When we started building Cortex TMS with Claude Code, we did what everyone does: wrote a detailed README and expected the AI agent to remember it.

It didn’t work.

Not because the README was bad. Because AI agents don’t work like human developers.

This is what we learned building a CLI tool with heavy AI assistance over 6 months.


Where We Started: The README Approach

Context: Cortex TMS began as a small project (December 2025). Single maintainer, using Claude Code for 80%+ of implementation.

Our setup:

  • One README.md file (~300 lines)
  • Contained: project overview, setup instructions, architecture notes, coding conventions
  • Expected Claude Code to reference it when implementing features

The assumption: If we write good documentation, AI agents will follow it.

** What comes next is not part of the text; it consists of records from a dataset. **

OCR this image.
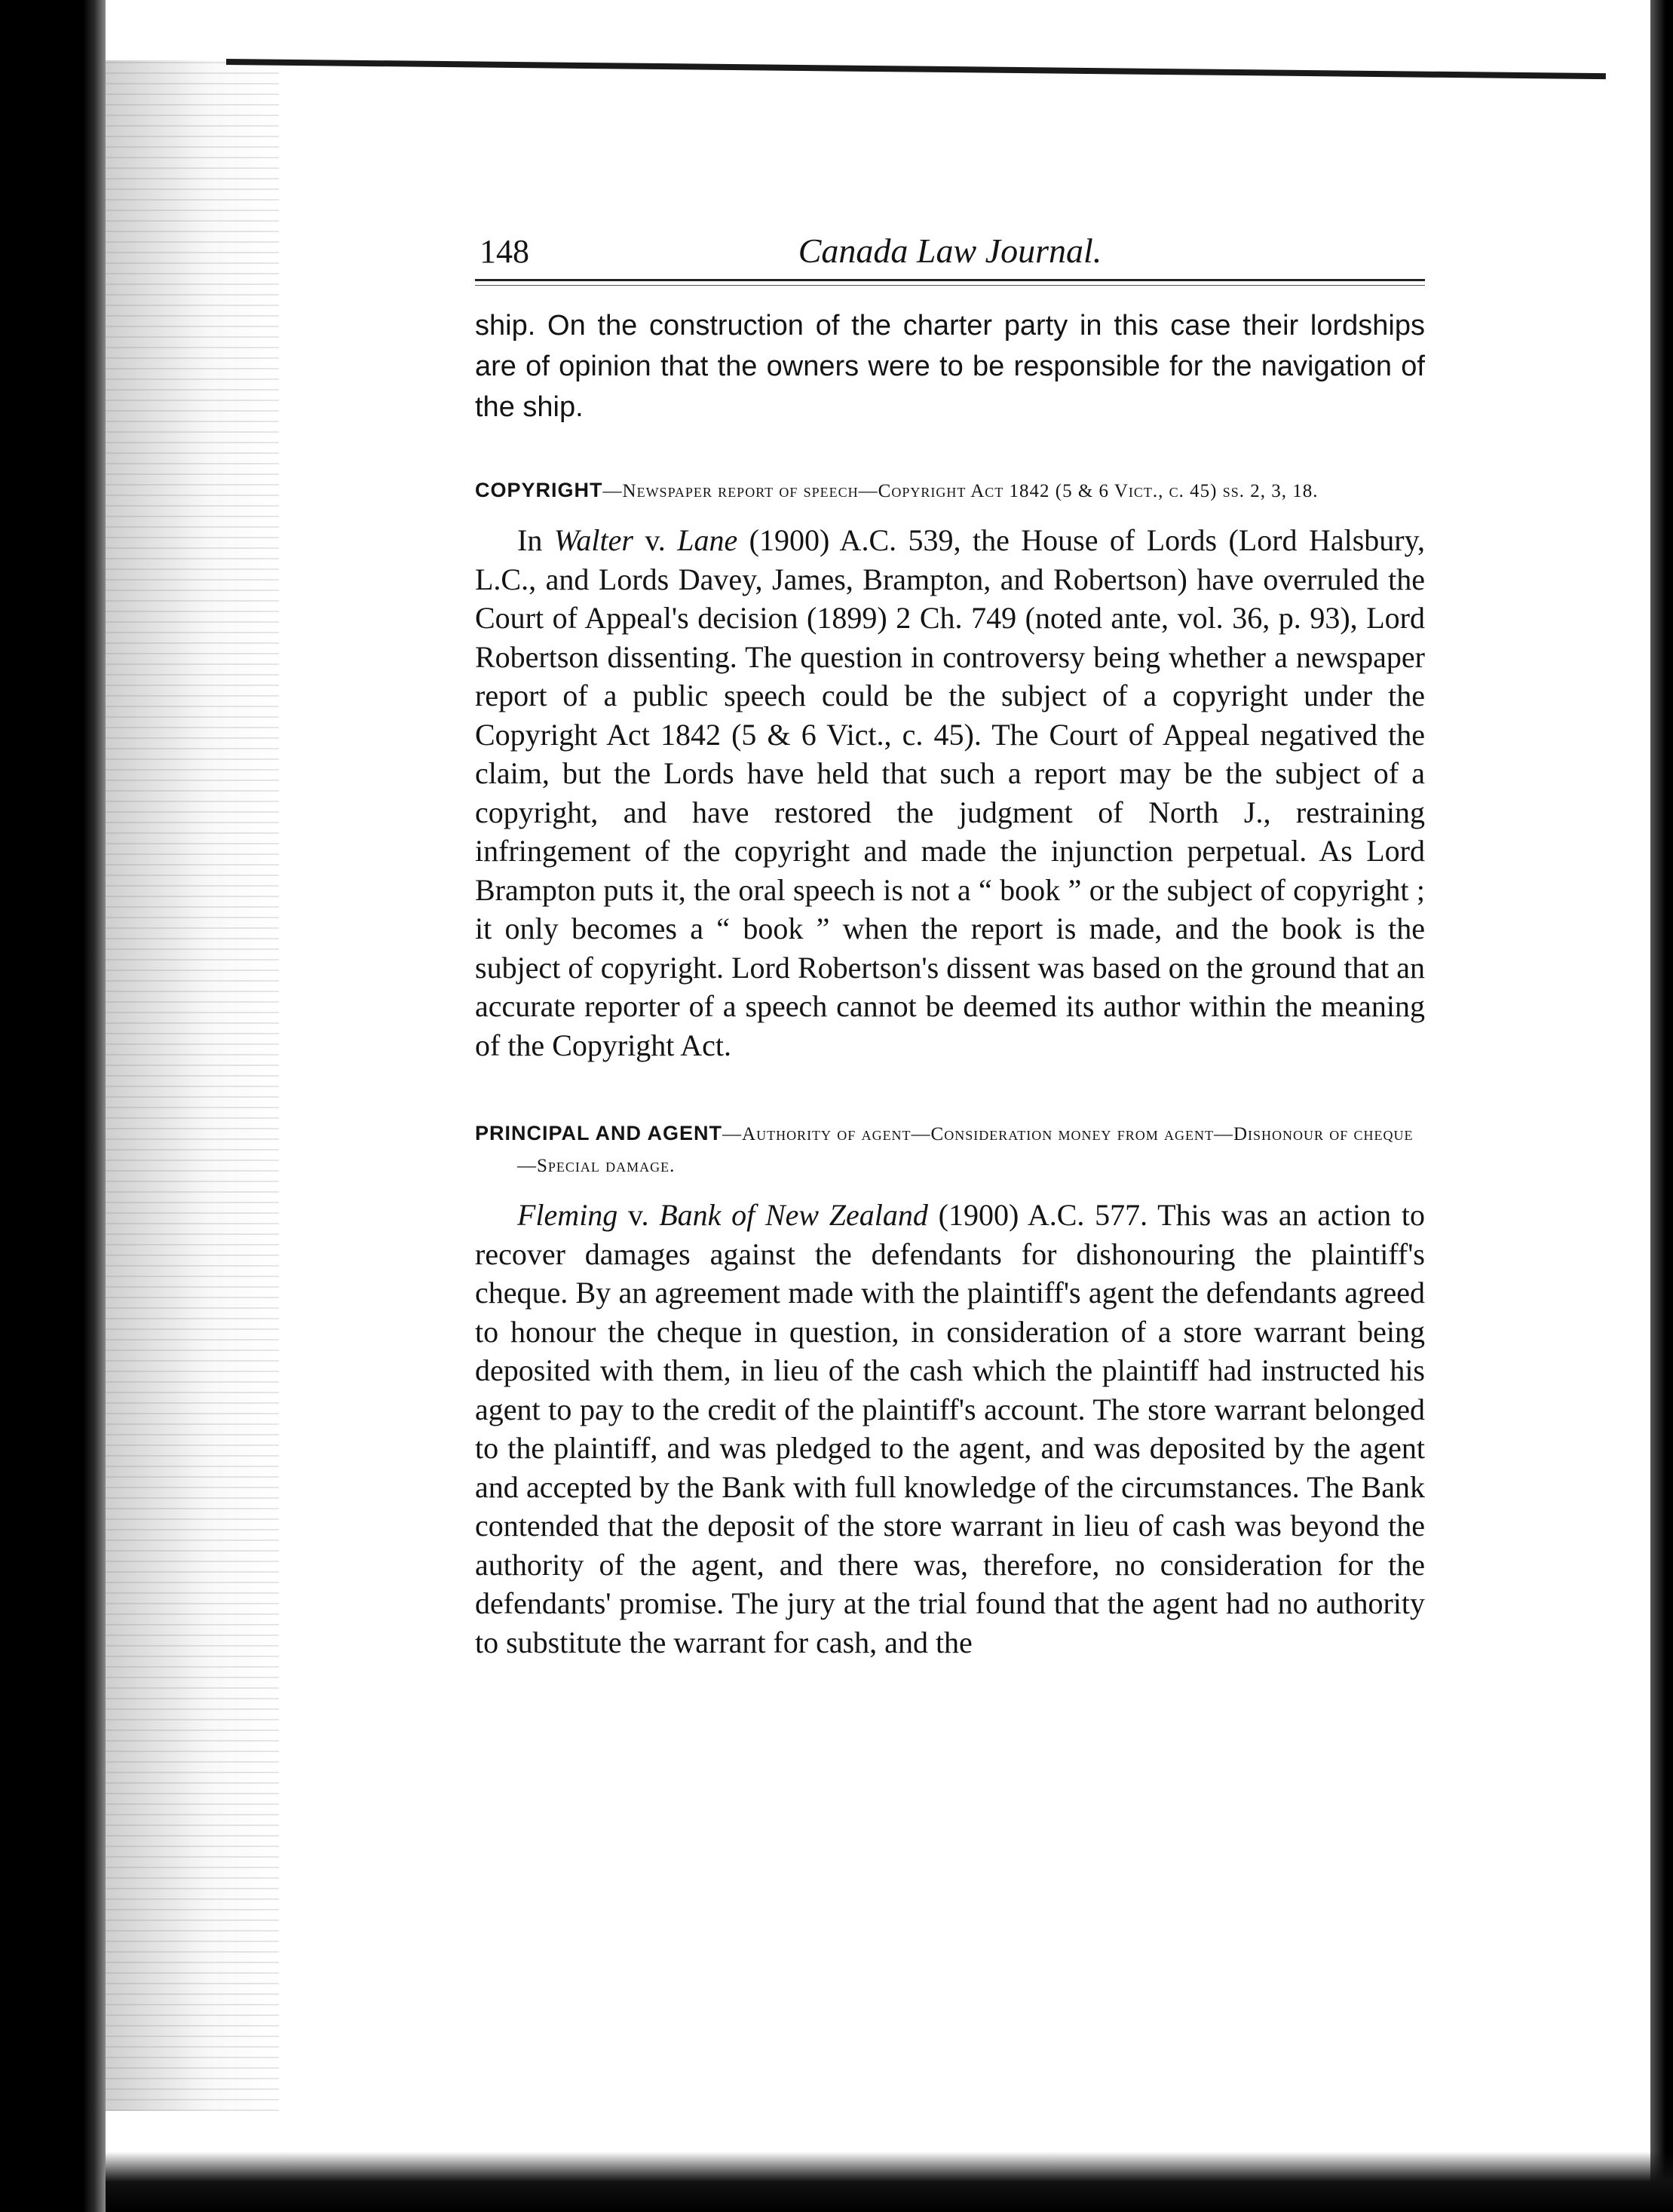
148	Canada Law Journal.

ship. On the construction of the charter party in this case their lordships are of opinion that the owners were to be responsible for the navigation of the ship.

COPYRIGHT—Newspaper report of speech—Copyright Act 1842 (5 & 6 Vict., c. 45) ss. 2, 3, 18.

In Walter v. Lane (1900) A.C. 539, the House of Lords (Lord Halsbury, L.C., and Lords Davey, James, Brampton, and Robertson) have overruled the Court of Appeal's decision (1899) 2 Ch. 749 (noted ante, vol. 36, p. 93), Lord Robertson dissenting. The question in controversy being whether a newspaper report of a public speech could be the subject of a copyright under the Copyright Act 1842 (5 & 6 Vict., c. 45). The Court of Appeal negatived the claim, but the Lords have held that such a report may be the subject of a copyright, and have restored the judgment of North J., restraining infringement of the copyright and made the injunction perpetual. As Lord Brampton puts it, the oral speech is not a “ book ” or the subject of copyright ; it only becomes a “ book ” when the report is made, and the book is the subject of copyright. Lord Robertson's dissent was based on the ground that an accurate reporter of a speech cannot be deemed its author within the meaning of the Copyright Act.

PRINCIPAL AND AGENT—Authority of agent—Consideration money from agent—Dishonour of cheque—Special damage.

Fleming v. Bank of New Zealand (1900) A.C. 577. This was an action to recover damages against the defendants for dishonouring the plaintiff's cheque. By an agreement made with the plaintiff's agent the defendants agreed to honour the cheque in question, in consideration of a store warrant being deposited with them, in lieu of the cash which the plaintiff had instructed his agent to pay to the credit of the plaintiff's account. The store warrant belonged to the plaintiff, and was pledged to the agent, and was deposited by the agent and accepted by the Bank with full knowledge of the circumstances. The Bank contended that the deposit of the store warrant in lieu of cash was beyond the authority of the agent, and there was, therefore, no consideration for the defendants' promise. The jury at the trial found that the agent had no authority to substitute the warrant for cash, and the
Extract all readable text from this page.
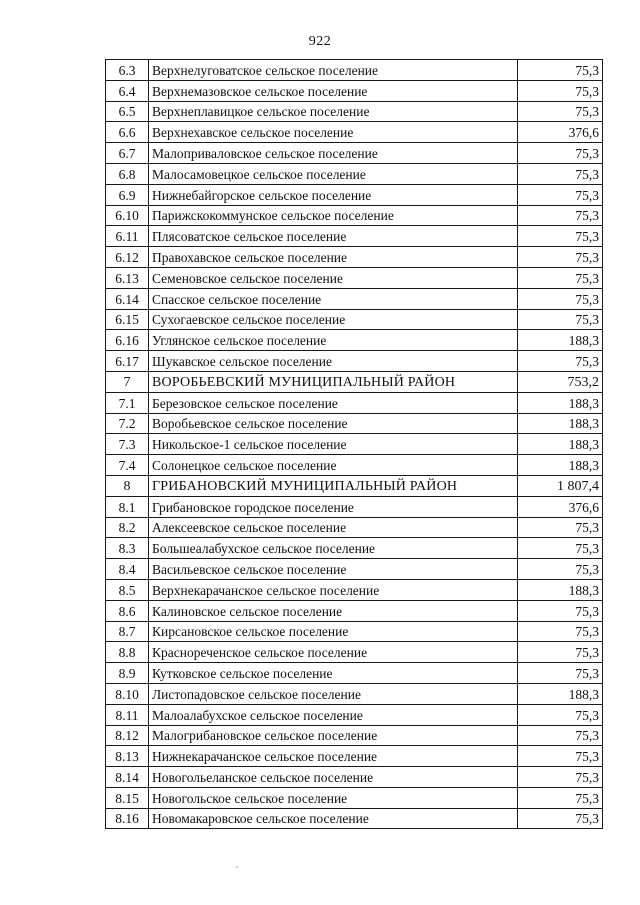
922
6.3	Верхнелуговатское сельское поселение	75,3
6.4	Верхнемазовское сельское поселение	75,3
6.5	Верхнеплавицкое сельское поселение	75,3
6.6	Верхнехавское сельское поселение	376,6
6.7	Малоприваловское сельское поселение	75,3
6.8	Малосамовецкое сельское поселение	75,3
6.9	Нижнебайгорское сельское поселение	75,3
6.10	Парижскокоммунское сельское поселение	75,3
6.11	Плясоватское сельское поселение	75,3
6.12	Правохавское сельское поселение	75,3
6.13	Семеновское сельское поселение	75,3
6.14	Спасское сельское поселение	75,3
6.15	Сухогаевское сельское поселение	75,3
6.16	Углянское сельское поселение	188,3
6.17	Шукавское сельское поселение	75,3
7	ВОРОБЬЕВСКИЙ МУНИЦИПАЛЬНЫЙ РАЙОН	753,2
7.1	Березовское сельское поселение	188,3
7.2	Воробьевское сельское поселение	188,3
7.3	Никольское-1 сельское поселение	188,3
7.4	Солонецкое сельское поселение	188,3
8	ГРИБАНОВСКИЙ МУНИЦИПАЛЬНЫЙ РАЙОН	1 807,4
8.1	Грибановское городское поселение	376,6
8.2	Алексеевское сельское поселение	75,3
8.3	Большеалабухское сельское поселение	75,3
8.4	Васильевское сельское поселение	75,3
8.5	Верхнекарачанское сельское поселение	188,3
8.6	Калиновское сельское поселение	75,3
8.7	Кирсановское сельское поселение	75,3
8.8	Краснореченское сельское поселение	75,3
8.9	Кутковское сельское поселение	75,3
8.10	Листопадовское сельское поселение	188,3
8.11	Малоалабухское сельское поселение	75,3
8.12	Малогрибановское сельское поселение	75,3
8.13	Нижнекарачанское сельское поселение	75,3
8.14	Новогольеланское сельское поселение	75,3
8.15	Новогольское сельское поселение	75,3
8.16	Новомакаровское сельское поселение	75,3
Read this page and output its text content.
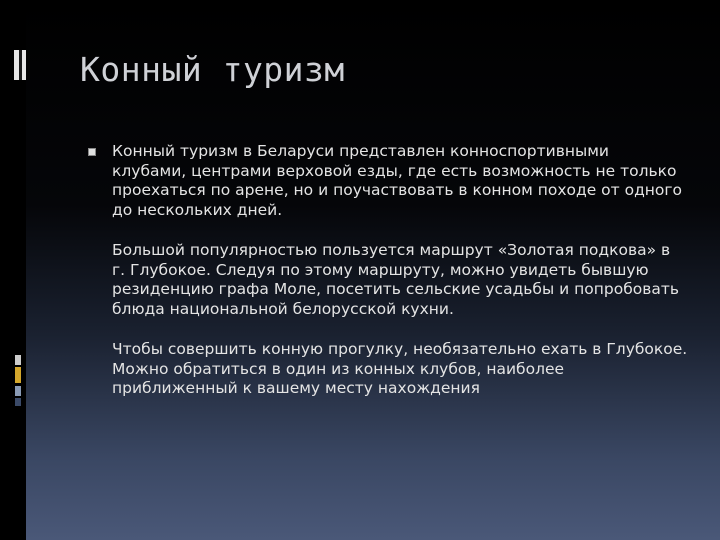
Конный туризм

Конный туризм в Беларуси представлен конноспортивными клубами, центрами верховой езды, где есть возможность не только проехаться по арене, но и поучаствовать в конном походе от одного до нескольких дней.

Большой популярностью пользуется маршрут «Золотая подкова» в г. Глубокое. Следуя по этому маршруту, можно увидеть бывшую резиденцию графа Моле, посетить сельские усадьбы и попробовать блюда национальной белорусской кухни.

Чтобы совершить конную прогулку, необязательно ехать в Глубокое. Можно обратиться в один из конных клубов, наиболее приближенный к вашему месту нахождения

What Went Wrong: The Forgetting Problem

After ~2 weeks of development (sprint v2.1), we started noticing patterns:

Observations (what we actually saw):

  • Claude Code would violate architectural decisions made 3-4 sessions ago
  • Same questions asked repeatedly: “Should I use TypeScript strict mode?” (answered in README)
  • Implementations drifted from documented patterns
  • ADRs (Architecture Decision Records) written but never referenced by AI

Example: We documented “use commander for CLI parsing” in README. Three sessions later, Claude Code suggested switching to yargs because it “has better TypeScript support.”

Metrics (from our first 50 commits):

  • ~40% of commits required corrections for pattern violations
  • Average 3-4 back-and-forth cycles per feature
  • ~25% of AI suggestions contradicted documented decisions

Our interpretation: The AI wasn’t reading (or wasn’t retaining) the README effectively.


Observation vs Interpretation

What we observed:

  • AI agents would forget architectural decisions from previous sessions
  • Long README files weren’t consistently referenced
  • Pattern violations increased as project complexity grew
  • AI would re-suggest previously rejected approaches

What we think caused it:

Our hypothesis is that AI agents treat all documentation equally—recent chat context gets the same weight as long-term architectural decisions. When context limits are reached, older decisions get pruned, even if they’re critical.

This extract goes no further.